そう言ったきり言葉を失くしてしまったお袋は、今にも卒倒してしまうんじゃないか…ってくらいに青ざめた顔をしていて…

やっばり告げるべきじゃなかった、と一瞬は後悔したけど、一度口火を切ってしまった以上、もう引き返すことは出来ない。

俺はテーブルに額が擦れるくらいに深く、二人に向かって頭を下げた。

「ごめん…。
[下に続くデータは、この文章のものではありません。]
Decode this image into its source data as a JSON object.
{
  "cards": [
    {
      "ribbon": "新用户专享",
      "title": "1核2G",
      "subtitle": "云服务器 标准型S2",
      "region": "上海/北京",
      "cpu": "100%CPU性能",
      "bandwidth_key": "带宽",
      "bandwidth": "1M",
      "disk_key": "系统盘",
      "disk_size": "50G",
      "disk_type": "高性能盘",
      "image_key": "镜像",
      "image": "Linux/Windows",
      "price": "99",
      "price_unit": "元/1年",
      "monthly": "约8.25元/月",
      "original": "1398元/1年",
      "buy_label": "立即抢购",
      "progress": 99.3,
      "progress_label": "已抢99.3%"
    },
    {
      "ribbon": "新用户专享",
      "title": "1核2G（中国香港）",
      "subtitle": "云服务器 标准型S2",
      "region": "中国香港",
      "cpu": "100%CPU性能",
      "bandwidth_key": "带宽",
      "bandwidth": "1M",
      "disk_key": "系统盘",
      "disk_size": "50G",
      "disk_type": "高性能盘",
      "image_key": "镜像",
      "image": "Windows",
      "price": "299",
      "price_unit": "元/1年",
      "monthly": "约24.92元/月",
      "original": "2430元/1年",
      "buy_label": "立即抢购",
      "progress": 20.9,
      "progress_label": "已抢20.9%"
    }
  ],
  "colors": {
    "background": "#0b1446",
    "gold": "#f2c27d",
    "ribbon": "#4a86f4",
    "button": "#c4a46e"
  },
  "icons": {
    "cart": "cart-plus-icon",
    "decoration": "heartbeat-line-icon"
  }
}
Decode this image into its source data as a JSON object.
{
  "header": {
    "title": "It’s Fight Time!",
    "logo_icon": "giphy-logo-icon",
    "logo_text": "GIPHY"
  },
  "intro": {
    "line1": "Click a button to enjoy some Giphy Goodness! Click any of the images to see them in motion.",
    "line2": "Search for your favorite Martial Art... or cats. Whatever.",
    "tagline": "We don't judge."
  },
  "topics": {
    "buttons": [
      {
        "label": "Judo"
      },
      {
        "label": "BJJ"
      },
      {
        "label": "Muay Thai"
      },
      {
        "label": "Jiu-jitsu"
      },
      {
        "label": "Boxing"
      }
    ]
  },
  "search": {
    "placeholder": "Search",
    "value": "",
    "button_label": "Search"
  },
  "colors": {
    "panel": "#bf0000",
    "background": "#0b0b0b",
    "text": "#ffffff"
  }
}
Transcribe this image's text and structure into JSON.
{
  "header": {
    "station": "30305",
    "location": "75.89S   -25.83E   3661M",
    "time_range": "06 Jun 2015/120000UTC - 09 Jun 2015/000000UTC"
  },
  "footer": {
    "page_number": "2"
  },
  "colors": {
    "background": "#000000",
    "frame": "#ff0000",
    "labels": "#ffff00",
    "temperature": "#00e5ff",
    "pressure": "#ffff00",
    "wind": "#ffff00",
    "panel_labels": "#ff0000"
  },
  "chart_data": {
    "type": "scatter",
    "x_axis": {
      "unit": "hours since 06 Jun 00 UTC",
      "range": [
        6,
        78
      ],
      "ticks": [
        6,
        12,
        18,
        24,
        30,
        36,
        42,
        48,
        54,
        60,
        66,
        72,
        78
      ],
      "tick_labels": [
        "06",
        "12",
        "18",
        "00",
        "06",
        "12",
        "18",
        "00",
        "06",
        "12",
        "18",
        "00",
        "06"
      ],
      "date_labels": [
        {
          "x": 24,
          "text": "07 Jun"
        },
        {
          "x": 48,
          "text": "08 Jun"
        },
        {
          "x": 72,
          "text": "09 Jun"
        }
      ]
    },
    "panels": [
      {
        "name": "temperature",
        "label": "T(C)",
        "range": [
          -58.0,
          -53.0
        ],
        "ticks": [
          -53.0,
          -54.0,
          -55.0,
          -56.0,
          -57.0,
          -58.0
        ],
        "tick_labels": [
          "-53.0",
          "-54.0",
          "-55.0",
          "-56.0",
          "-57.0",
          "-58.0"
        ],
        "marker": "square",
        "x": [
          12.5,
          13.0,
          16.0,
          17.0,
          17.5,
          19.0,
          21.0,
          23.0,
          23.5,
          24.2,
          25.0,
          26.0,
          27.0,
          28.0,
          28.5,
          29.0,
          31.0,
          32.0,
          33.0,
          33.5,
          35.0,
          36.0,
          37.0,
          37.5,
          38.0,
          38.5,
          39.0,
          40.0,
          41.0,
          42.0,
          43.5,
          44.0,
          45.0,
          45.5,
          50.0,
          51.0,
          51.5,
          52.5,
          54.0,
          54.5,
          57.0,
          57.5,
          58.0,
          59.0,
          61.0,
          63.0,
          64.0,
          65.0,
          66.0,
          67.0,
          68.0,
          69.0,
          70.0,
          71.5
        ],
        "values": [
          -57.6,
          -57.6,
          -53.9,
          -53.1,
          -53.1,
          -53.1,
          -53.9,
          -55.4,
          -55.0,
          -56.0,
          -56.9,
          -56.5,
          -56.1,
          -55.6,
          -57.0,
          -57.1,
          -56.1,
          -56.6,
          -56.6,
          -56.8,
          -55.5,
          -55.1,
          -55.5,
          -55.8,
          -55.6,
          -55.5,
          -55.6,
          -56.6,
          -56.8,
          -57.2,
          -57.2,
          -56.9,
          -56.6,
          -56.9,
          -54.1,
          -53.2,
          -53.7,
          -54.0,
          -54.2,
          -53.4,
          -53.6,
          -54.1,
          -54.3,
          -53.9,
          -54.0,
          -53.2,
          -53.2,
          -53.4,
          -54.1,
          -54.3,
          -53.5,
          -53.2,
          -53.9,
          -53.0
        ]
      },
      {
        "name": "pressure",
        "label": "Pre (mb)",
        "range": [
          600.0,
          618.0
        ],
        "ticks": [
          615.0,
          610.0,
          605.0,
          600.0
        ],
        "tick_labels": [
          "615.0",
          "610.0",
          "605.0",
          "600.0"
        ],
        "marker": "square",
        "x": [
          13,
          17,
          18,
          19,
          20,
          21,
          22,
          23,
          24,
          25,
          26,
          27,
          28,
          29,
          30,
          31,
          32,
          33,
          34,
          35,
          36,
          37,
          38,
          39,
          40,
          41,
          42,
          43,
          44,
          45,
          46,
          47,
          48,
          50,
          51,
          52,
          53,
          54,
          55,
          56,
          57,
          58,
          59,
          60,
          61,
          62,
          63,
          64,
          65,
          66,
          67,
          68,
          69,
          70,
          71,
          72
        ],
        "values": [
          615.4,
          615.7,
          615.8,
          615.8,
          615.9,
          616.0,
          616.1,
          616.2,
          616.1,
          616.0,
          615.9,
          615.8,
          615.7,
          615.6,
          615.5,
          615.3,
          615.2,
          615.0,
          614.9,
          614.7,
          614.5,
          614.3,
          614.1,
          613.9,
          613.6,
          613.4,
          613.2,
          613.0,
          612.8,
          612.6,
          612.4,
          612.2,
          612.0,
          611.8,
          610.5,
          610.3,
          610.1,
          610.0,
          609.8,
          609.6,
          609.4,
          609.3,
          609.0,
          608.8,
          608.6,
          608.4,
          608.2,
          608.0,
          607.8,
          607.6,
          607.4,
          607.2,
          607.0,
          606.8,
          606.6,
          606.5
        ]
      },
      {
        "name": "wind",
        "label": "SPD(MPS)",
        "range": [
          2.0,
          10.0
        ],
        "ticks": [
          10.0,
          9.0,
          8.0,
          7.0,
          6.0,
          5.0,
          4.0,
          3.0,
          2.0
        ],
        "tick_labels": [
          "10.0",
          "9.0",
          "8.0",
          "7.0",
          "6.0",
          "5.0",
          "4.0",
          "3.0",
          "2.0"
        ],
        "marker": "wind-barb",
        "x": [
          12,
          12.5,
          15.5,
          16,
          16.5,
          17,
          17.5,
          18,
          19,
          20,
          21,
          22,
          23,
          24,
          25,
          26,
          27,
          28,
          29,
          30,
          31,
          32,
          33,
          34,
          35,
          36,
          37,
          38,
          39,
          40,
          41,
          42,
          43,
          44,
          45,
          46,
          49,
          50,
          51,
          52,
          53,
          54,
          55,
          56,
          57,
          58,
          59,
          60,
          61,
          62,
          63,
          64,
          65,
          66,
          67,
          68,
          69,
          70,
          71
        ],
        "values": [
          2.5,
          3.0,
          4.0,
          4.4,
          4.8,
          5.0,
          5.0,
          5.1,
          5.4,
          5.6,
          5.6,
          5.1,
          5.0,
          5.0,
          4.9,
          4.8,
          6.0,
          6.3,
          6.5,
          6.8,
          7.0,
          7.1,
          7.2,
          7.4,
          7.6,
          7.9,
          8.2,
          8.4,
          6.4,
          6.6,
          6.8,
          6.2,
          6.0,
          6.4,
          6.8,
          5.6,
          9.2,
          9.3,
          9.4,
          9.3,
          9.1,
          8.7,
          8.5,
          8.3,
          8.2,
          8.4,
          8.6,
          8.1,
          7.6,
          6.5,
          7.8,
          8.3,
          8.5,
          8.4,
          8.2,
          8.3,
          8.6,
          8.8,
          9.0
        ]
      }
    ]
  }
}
二人の期待を裏切るようなことして…、ごめん…」

あんなに孫が出来たことを喜んでいたお袋を、二度も裏切るようなこをしてしまって、ごめん…

櫻井家の長男なのに、何よりも家名を大事にする親父の期待に添えなくて、ごめん…

俺はテーブルに額を擦り付けたまま、顔を上げることが出来なかった…というよりは、親父とお袋の落胆する顔を見たくなかっただけなのかもしれないけど…

だから、

「本気なのか?」

親父にそう問われても、やっぱり顔は上げられなくて…

でも、

「一時の感情に流されてるだけじゃないのか?」

次にそう問われた時には、俺は真っ直ぐ親父の目を見つめ、

「違う…、一時の感情なんかじゃない。俺は本気で智のことが好きで…、好きで…」

そこまで言って、堪えきれなかった涙がテーブルの上にポツリと落ちた。

そして一度堰を切ってしまったその涙は止まることはなく、気付けばテーブルの上にはいくつもの水滴が溜まりを作っていた。

「そんなに泣く程、その人のことが好きなの?」

「好きで好きで…、“好き”なんて言葉じゃ足りないくらい、俺は智のことを…」

頬を濡らす涙を拭うこともせず、これまで自分自身で抑制をかけ、胸の奥に仕舞い込んで感情を吐露する俺の前で、両親が互いの顔を見合わせ、溜息とも区別のつかない息を吐き出した。

呆れてるんだ、と…
同性相手に恋愛感情を持った息子を、軽蔑してるんだ、と…

そう思った俺は、ゆっくり席を立つと、再度両親に向かって深々と頭を下げた。

「俺…もう息子でいる資格ないよね…」

こんな息子で、ごめん…

俺は両親の顔を見ることなく、そのままリビングのドアノブに手をかけた。